Vista hacia el oeste.
Me
resisto a entrar del todo en el mundo caótico y extraño que hemos creado, al
que cada vez entiendo menos por mucho que me esfuerce en hacerlo. Y conste que
me esfuerzo. He estado, a Dios gracias, “demasiado” tiempo en las montañas, por
eso me cuesta “bajar al valle”.
Pero he
de decir que entre otros muchos consuelos, que lo hay, me reconforta el saber
que ha habido, hay y habrá otras personas a las que les pasaba, les pasa y les
pasará lo mismo que a mí. Mal de muchos consuelo de tontos; yo sí soy tonto.
Una de
esas personas, que mira por dónde no era tonta, es don Miguel de Unamuno. Ya a
principios del siglo pasado escribió lo que a continuación comparto. Su
experiencia es la mía. Sus sentimientos son los míos. Podéis leerlo, pero hacedlo sin prisa, con calma.
Unos
días en la cumbre silenciosa, en el Santuario de Nuestra Señora. de la Peña de Francia, teniendo a
un lado, al norte, la llanada de Salamanca, como un mar de cálidos matices
sembrado de islas de verdura, los manchones de los encinares, y del otro lado
al sur, las abruptas sierras de las Hurdes , y detrás la sábana de Extremadura.

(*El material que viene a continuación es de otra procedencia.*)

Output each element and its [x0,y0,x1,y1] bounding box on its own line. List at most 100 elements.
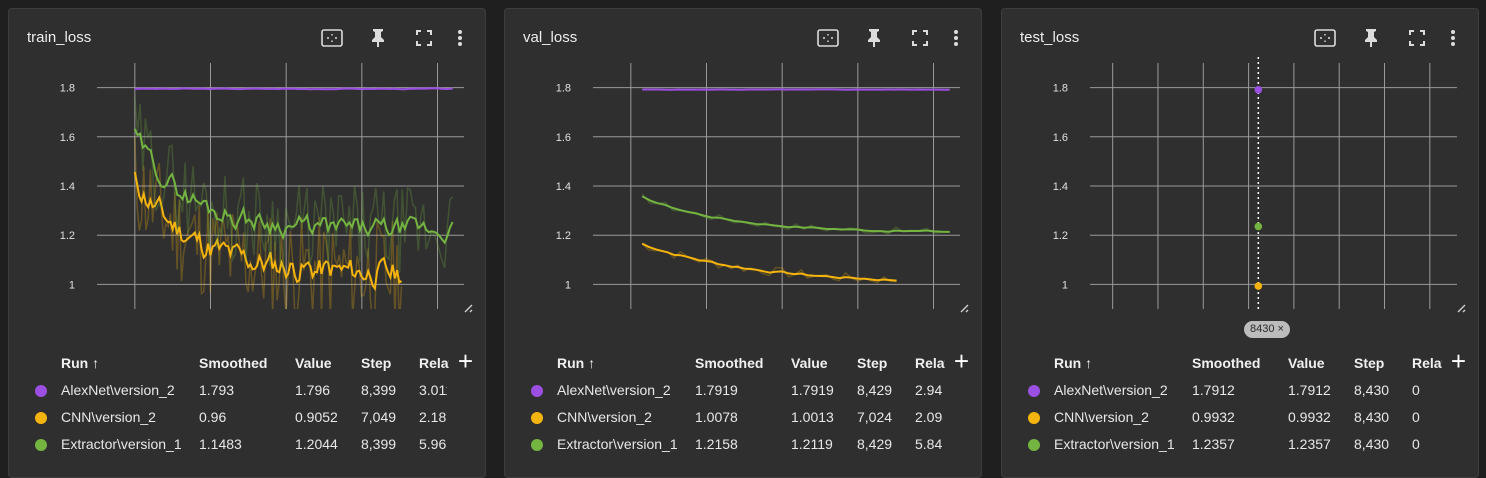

Y al pie los pueblecillos de la sierra de Francia, agazapándose entre castaños,
enviando al cielo limpio el humo de sus hogares, viviendo su vida recogida. Y
allí arriba, en la soledad de la cumbre, entre los enhiestos y duros peñascos,
un silencio divino, un silencio
recreador. Silencio sobre todo.
He
vivido unos días de silencio, de augusto silencio, Ni chirriar de cigarras, ni
gorjear de pájaros, ni balar de ovejas y, sobre todo, nada del rumor
enloqueciente de las atareadas o alborotadas muchedumbres humanas. A ratos el
canto dulce del armonio que en el coro del Santuario tocaba algún dominico de
los que allí arriba, en aquel verdadero sanatorio, se reponen del rudo invierno
de Salamanca.
Subí y
permanecí allí con dos amigos franceses enamorados de esta nuestra inalterable
y casi desconocida España: ésta, la de los rincones adonde aún no llegan ni el
tren ni el automóvil; ésta, que conserva en el alma toda la recia primitividad
del granito sobre que descansa y sueña. ¡Qué sabrosas conversaciones con ellos,
allá arriba, en el seno del silencio, tendidos sobre la cumbre! ¿Creéis acaso
que dos hombres pueden de veras entenderse, no digo ya comprenderse, cuando se
hablan entre el rumor, que de todas partes les llega, de la muchedumbre, entre
el zumbido del enjambre humano atareado o alborotado? ¿Creéis que pueden acaso
llegar a comunión dos almas cuando las rodea el eco del mar humano? En la
ciudad cabe hablar de negocios, de política candente, de sociología, de modas;
pero ¿de las cosas eternas? (Ahora, en este momento, mientras escribo esto, me
llega al oído el grito de un vendedor ambulante que pregona su mercancía, y no
es posible que este grito no se cuele, de un modo o de otro, en lo que voy
escribiendo).
¡Vivir
unos días en el silencio y del silencio, nosotros, los que de ordinario vivimos
en el barullo y del barullo. Parecía que oíamos todo lo que la tierra calla,
mientras nosotros, sus hijos, damos voces para aturdirse con ellas y no oír la
voz del silencio divino. Porque los
hombres gritan para no oírse, para no oírse cada uno a sí mismo, para no oírse
los unos a los otros.
Y el
silencio con la majestad de la montaña,
una montaña desnuda, un levantamiento de las desnudas entrañas de la tierra,
despojadas de su verdor, que dejaron al pie como se deja un vestido, para
alzarse hacia el sol desnudo. La verdura al pie, en el llano, como la vestidura
de que se despoja un mártir para gozar de su martirio. Y el sol desnudo y
silencioso besando con sus rayos a la roca desnuda y silenciosa.
Allí, a
solas con la montaña, volvía mi vista espiritual de las cumbres de aquélla a
las cumbres de mi alma, y de las llanuras que a nuestros pies se tendían a las
llanuras de mi espíritu. Y era forzosamente un examen de conciencia. El sol de
la cumbre nos ilumina los más escondidos repliegues del corazón.